I used to meticulously go over old material, editing as I went and adding more material at the end. As the text got larger this process would take longer until I struggled to get past chapter five or six. Do NOT do this, you will learn to hate your book, get so bored of your characters that you change them and then have to rewrite the achingly small portion of text you already have.
Almost every professional author ever, when asked, says that the only way to write a book is to ‘just write’ and it really is that simple. Just remember that what you make when you first sit down to write is like a sculptor selecting their rough stone. Simply make sure that the story you want is in there somewhere. From that rough draft you can hone something great: renaming characters, rewriting clunky scenes, even changing whole scenarios. We all write nonsense, we’ll sprint and polish off a few thousand words in an hour or two, write bleary eyed (and blearier brained) at two in the morning, or even simply fit in patchy ten or twenty minute bursts where we can. Just write, sort out the mistakes later. The honing, the majority of the research, the careful selection of names for characters and places, all of this is draft number two stuff and even when you’re on the second draft don’t forget that you can still move into a third draft if you’re not happy.

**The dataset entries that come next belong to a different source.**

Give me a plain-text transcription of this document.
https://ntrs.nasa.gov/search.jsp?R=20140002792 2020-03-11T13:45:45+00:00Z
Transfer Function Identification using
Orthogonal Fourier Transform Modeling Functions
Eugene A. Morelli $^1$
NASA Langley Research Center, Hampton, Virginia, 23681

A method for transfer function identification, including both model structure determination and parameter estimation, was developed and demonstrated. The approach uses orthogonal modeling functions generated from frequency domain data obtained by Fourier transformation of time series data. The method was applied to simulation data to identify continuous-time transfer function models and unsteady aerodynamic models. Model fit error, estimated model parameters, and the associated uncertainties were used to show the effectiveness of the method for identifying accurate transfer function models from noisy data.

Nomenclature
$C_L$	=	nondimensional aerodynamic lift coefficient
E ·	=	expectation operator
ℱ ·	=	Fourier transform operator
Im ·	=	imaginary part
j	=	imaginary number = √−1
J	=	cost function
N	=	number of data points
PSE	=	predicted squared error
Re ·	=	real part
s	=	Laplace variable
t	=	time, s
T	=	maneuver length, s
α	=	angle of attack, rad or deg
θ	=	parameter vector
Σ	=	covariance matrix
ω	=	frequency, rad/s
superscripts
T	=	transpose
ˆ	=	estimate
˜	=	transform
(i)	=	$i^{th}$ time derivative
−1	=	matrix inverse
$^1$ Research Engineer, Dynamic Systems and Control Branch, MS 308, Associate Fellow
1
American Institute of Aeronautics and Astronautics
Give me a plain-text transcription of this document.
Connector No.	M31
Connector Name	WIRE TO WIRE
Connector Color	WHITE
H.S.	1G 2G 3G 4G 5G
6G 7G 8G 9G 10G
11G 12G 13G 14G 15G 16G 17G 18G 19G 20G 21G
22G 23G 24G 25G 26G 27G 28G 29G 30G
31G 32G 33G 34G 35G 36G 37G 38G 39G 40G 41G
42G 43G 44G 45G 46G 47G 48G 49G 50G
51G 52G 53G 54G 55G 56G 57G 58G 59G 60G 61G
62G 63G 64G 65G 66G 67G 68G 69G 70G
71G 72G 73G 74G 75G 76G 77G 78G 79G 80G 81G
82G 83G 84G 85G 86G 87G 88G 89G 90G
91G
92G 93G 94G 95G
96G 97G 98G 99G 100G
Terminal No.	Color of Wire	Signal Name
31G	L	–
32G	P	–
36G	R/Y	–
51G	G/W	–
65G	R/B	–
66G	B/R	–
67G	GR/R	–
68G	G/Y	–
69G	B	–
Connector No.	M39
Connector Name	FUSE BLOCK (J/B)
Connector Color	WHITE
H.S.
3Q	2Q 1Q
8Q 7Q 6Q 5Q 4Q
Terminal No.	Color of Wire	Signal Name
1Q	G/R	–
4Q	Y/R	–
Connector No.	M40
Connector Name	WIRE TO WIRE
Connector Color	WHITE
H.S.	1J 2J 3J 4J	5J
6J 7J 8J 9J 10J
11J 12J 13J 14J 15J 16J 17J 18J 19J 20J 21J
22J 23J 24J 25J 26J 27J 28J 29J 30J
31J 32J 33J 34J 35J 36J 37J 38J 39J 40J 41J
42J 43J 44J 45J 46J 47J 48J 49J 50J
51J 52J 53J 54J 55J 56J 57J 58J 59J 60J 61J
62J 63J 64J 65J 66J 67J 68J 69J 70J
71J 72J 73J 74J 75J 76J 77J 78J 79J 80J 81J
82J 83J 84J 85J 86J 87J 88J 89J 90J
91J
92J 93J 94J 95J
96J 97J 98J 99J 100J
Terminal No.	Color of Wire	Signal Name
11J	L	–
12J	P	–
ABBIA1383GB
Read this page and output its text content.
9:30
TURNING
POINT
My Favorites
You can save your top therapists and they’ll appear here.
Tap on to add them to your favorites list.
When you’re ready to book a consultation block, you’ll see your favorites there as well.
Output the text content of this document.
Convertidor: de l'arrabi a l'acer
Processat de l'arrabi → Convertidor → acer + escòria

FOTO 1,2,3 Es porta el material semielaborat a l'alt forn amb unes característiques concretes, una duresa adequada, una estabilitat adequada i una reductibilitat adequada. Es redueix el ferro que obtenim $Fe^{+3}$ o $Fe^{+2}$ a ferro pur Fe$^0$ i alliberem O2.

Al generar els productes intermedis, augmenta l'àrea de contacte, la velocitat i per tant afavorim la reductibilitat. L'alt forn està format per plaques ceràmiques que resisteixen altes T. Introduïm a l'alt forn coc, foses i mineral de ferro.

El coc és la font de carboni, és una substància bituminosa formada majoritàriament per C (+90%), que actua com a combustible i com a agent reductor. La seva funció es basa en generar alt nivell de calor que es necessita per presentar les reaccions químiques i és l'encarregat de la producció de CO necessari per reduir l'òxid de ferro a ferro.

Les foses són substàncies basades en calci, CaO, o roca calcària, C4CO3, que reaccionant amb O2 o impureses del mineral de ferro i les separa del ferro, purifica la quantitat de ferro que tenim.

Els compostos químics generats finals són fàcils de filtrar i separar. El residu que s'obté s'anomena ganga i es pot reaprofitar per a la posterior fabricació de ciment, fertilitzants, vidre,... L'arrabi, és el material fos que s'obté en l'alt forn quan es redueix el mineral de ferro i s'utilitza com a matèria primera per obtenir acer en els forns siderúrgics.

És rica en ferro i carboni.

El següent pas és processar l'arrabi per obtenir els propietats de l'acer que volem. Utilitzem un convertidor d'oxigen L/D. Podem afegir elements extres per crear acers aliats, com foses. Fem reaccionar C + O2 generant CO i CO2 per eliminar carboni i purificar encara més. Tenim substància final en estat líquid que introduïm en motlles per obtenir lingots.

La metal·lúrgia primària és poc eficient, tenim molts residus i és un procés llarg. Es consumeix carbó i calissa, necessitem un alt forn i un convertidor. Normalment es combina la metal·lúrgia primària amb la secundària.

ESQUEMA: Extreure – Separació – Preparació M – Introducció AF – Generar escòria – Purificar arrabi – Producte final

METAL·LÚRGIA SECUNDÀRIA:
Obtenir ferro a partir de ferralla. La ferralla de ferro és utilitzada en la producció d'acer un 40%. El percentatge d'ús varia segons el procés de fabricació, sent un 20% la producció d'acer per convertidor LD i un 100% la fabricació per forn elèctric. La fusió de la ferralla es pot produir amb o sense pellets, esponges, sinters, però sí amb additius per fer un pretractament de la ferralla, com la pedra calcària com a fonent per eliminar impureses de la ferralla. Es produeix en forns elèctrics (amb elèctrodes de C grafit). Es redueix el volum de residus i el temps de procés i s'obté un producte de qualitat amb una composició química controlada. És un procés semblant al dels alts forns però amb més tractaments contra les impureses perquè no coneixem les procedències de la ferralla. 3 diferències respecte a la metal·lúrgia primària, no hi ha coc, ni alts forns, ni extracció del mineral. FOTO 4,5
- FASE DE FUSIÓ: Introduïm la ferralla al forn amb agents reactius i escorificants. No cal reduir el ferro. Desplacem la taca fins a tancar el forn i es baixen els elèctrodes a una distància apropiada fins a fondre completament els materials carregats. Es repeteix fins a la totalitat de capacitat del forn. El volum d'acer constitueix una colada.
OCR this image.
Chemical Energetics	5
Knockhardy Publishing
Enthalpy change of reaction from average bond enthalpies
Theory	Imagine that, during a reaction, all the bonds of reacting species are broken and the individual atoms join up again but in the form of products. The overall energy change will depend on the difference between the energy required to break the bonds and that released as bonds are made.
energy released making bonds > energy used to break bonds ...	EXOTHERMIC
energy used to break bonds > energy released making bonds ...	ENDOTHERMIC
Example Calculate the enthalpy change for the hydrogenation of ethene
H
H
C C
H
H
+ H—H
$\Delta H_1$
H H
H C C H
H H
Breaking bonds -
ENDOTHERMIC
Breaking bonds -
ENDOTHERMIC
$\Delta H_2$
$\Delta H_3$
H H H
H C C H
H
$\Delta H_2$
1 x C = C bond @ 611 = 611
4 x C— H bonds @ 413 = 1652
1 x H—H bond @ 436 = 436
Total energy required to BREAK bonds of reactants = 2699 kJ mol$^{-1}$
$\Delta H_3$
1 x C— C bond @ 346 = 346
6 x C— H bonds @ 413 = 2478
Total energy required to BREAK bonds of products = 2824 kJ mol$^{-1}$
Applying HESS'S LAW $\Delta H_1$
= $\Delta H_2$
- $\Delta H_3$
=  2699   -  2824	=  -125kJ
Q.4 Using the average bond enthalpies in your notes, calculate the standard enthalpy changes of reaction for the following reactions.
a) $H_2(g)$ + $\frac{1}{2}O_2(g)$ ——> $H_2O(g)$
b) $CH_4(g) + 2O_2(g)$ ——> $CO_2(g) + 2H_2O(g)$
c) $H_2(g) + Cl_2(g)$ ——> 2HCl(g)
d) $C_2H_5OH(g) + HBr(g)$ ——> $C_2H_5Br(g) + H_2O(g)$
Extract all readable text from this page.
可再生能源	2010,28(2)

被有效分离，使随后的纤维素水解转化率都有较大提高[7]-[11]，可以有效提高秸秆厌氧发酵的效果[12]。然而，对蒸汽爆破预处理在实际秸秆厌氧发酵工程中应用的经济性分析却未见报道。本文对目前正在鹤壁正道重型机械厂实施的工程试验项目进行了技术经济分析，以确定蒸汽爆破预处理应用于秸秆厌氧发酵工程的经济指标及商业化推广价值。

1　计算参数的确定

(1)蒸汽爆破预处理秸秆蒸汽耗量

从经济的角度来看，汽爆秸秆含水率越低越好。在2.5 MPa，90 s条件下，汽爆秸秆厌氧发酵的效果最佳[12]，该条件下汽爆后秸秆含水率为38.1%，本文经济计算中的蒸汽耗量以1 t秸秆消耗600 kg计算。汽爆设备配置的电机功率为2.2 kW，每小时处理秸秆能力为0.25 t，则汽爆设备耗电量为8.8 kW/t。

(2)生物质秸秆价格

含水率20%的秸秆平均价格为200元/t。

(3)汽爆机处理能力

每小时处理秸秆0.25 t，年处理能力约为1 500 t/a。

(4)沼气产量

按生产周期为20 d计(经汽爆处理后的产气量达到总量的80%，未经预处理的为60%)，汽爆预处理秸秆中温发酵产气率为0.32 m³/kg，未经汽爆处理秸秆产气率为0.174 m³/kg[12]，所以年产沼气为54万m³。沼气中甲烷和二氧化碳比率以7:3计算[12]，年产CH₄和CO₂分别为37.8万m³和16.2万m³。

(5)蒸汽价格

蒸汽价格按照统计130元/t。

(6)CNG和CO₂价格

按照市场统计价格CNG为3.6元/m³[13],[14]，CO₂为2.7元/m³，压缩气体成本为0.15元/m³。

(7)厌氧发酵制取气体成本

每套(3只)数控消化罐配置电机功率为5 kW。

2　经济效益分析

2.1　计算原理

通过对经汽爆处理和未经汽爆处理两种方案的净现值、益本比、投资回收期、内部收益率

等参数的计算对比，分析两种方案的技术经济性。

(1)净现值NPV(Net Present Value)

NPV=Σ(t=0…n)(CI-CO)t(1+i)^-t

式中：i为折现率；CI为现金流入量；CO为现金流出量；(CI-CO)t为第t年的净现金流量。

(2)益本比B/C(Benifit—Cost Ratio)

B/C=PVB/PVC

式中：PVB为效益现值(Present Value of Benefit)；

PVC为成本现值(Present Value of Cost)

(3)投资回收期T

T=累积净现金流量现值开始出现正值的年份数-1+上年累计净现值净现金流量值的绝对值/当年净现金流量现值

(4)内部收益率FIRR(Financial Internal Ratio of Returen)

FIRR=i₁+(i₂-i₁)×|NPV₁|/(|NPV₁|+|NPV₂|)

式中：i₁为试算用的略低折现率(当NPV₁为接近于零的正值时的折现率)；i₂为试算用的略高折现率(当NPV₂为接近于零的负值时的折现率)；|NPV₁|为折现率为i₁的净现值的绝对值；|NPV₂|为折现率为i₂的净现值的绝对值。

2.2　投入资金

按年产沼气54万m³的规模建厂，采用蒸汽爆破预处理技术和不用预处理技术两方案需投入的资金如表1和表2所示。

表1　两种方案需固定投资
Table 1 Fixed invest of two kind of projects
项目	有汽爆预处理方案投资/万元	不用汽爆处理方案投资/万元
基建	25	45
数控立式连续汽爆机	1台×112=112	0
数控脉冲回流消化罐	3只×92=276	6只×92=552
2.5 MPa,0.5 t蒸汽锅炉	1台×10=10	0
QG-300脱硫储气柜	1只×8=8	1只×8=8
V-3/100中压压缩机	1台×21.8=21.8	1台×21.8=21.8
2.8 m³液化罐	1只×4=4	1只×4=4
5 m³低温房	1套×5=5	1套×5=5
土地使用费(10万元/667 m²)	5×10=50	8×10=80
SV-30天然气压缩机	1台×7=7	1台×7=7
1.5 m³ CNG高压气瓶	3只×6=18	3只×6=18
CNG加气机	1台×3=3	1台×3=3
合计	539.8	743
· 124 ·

The toughest rule I set myself was purposefully making my chapters longer than they needed to be. Trimming five-hundred words takes me almost as long as writing two thousand but its necessary. Each of my chapters should be around two-thousand words but I purposefully write the first draft at two and a half thousand per chapter. Doing this makes me certain that my second draft will make the best use of its word count. It’s a good habit to get into and it lets ‘writer John’ enjoy writing, safe in the knowledge that ‘editor John’ will sort it all out on the second pass.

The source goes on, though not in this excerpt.